Sterling hit a new record low against the euro this week after Prime Minister Theresa May announced she start Britain’s Article 50 exit from the EU within the next six months.
The negotiations that follow are expected to take at least two years, meaning that businesses face a minimum of two and a half years of uncertainty. At the same time Ireland’s Minister for Foreign Affairs and Trade Charlie Flanagan said he fears a return to a ‘hard Border’ with Northern Ireland may be inevitable despite encouraging remarks from UK ministers.
Northern Ireland’s Deputy First Minister Martin McGuinness said he found the Prime Minister’s Brexit plans “disturbing” and protested that Northern Ireland did not want to be dragged out of the EU.
“It’s quite clear that whenever the negotiations begin, if they do begin in March of next year, that the British government are faced with a very tough negotiation.
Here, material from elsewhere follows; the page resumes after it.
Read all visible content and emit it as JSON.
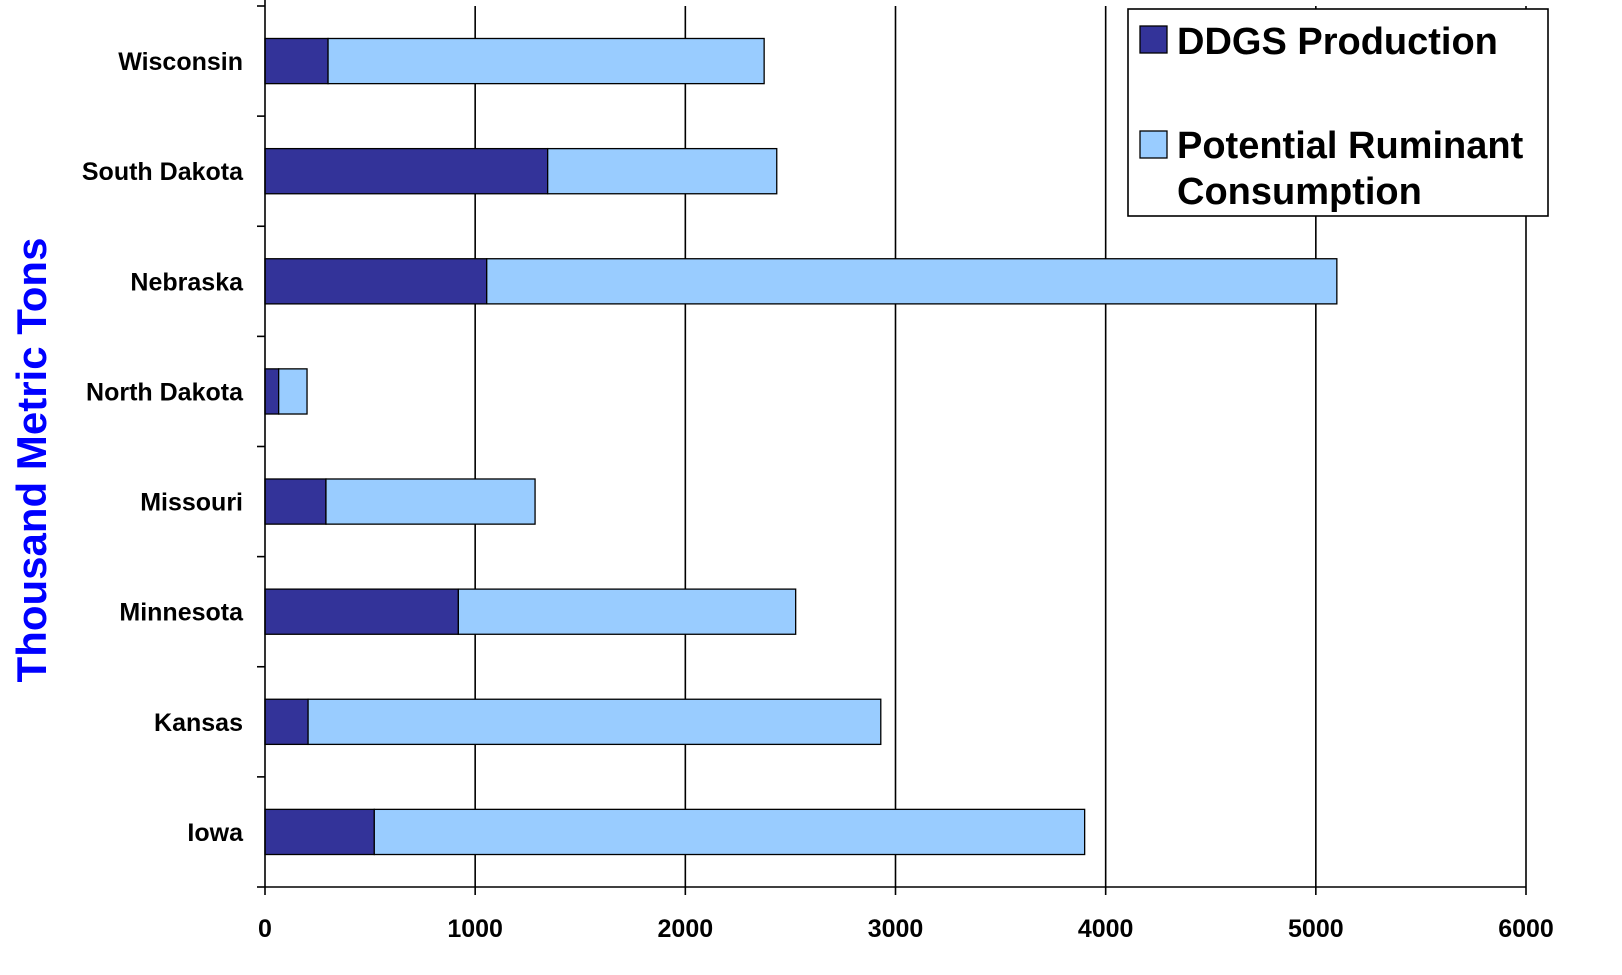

So I think we’re headed to a head-on collision between the British government negotiators and European Union,” he said. Mindful of the widespread uncertainty and derision for “Brexit means Brexit” Prime Minister Mrs.
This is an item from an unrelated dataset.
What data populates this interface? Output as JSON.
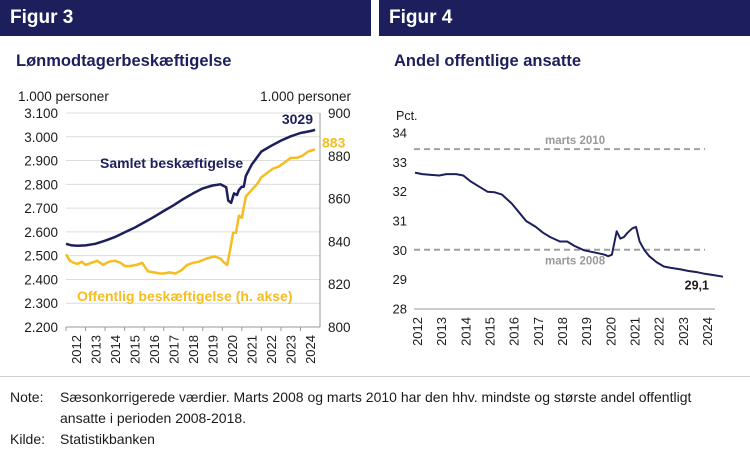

May and her chancellor Philip Hammond tried to calm that uncertainty at their Tory Party conference in Birmingham this week by announcing plans to invest in housing and infrastructure including £5 billion to encourage small builders to develop brownfield sites.
Mrs May dismissed suggestions that the UK faced a choice between a so-called “soft” and “hard” Brexit but the timetable she announced was immediately taken by investment banks, incuding JP Morgan, to mean a “hard” Brexit is imminent with Britain abandoning the EU’s customs union and membership of the single market, opting instead to restrict free movement and immigration. President of the European Council Donald Tusk said he welcomed the “clarity” given by Mrs. May’s remarks.
Mr Hammond said people should prepare themselves for some turbulence but distanced himself from his predecessor’s plans to cut UK debt, promising to borrow to invest. The result was mixed signals as the Stock Exchange’s FTSE 100 hit a 16 month high and companies purchasing managers recorded increases while sterling fell to a four year low.
At the start of this week a euro was worth 87 pence, similar to the record low to which it plunged just after the Brexit Referendum in June.
Ireland’s Foreign Minister Charlie Flanagan said Brexit is the greatest foreign policy challenge to Ireland since it joined the European Economic Community (EEC) 43 years ago. He said he welcomed the clarity Ms May has given the situation by naming a date for triggering Article 50.
“Our priorities here are quite clear – the economy, the fact that we have in excess of €1.2 billion trade with the UK every week, and obviously the situation regarding Northern Ireland.
“The preservation and maintenance of the Common Travel Area which we have enjoyed with the UK since the foundation of our State and of course the fact that we still remain active members of the European Union.”
He said the Border would actually be decided by 27 members of the EU.